Няня принимала пирог, опирала блюдо о колени и всю дорогу поддерживала его руками. Степан оглядывался с козел: хорошо ли уселась няня с пирогом, и делал два-три замечания, как лучше сесть и приладить руки к блюду: было делом его чести благополучно довезти нянюшку и пирог. Стеша застегивала кожаный фартук у пролетки, мама еще раз оглядывала няню, Степана и пролетку и наконец громко говорила:

– Ну, с Богом! Час добрый! Тетеньке передавай, что мы следом будем, да келейницам скажи, что я говорила: чтоб все было в порядке. Архимандрит будет… Нас осудят, ежели что не так подадут.

Няня уж ничего не отвечала, не сводя глаз с пирога, а только кивала головой в ответ.

– Трогай, Степан!

Няня крестилась торопливо, боясь поднять руку от пирога. Пролетка с няней и с пирогом уезжала, и тотчас же начинались вторые сборы, наши с мамой.

Старший кучер, Андрей, ловко подал парадную пролетку к крыльцу, остановив ее у самой нижней ступеньки. Мама села с братом, придерживая его рукой, а я поместился на маленькой скамеечке перед ними. В верхе пролетки лежали штуки материй и продолговатые картонные коробки с галантереей и платками.

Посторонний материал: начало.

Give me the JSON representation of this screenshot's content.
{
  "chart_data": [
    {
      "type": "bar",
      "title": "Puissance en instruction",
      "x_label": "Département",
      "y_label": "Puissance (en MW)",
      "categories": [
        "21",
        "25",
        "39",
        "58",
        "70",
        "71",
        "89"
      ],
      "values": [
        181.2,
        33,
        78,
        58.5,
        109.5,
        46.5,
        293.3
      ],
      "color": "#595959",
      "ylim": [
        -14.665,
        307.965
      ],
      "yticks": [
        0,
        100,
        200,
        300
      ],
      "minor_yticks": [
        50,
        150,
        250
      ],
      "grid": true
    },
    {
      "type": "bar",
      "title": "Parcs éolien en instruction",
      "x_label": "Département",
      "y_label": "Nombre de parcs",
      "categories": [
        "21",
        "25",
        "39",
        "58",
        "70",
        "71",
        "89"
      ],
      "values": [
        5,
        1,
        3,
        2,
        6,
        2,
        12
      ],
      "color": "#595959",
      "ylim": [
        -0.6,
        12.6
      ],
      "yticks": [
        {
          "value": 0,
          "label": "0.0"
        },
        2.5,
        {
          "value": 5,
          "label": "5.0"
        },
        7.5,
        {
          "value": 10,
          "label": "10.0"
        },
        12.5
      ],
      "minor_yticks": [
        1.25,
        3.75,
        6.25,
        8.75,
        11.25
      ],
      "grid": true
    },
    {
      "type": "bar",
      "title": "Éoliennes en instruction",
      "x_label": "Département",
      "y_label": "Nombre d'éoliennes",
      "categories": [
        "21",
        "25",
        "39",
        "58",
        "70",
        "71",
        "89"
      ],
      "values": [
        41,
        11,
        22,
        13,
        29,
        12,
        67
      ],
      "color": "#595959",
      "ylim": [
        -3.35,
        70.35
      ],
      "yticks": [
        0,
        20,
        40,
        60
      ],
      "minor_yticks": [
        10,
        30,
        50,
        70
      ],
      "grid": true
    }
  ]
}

– В город! – приказала мама обернувшемуся Андрею. – В лавку.

Мать любила быструю езду. Она была взята из семьи, где все были лошадники и, по выражению отца, недолюбливавшего шурьев, порастратили отцовское состояние на «Сивку-бурку, вещую каурку». Андрей любил ездить с матерью: отец ему не давал показать на всем ходу нашу отличную пару в яблоках, сдерживая его кучерской пыл, а Андрей поварчивал на отца потихоньку: «На лошадях как на клячах я ездить не согласен, – а выпивши, прибавлял: – Я на клячах – и то как на лошадях езжу. Меня барыня понимает».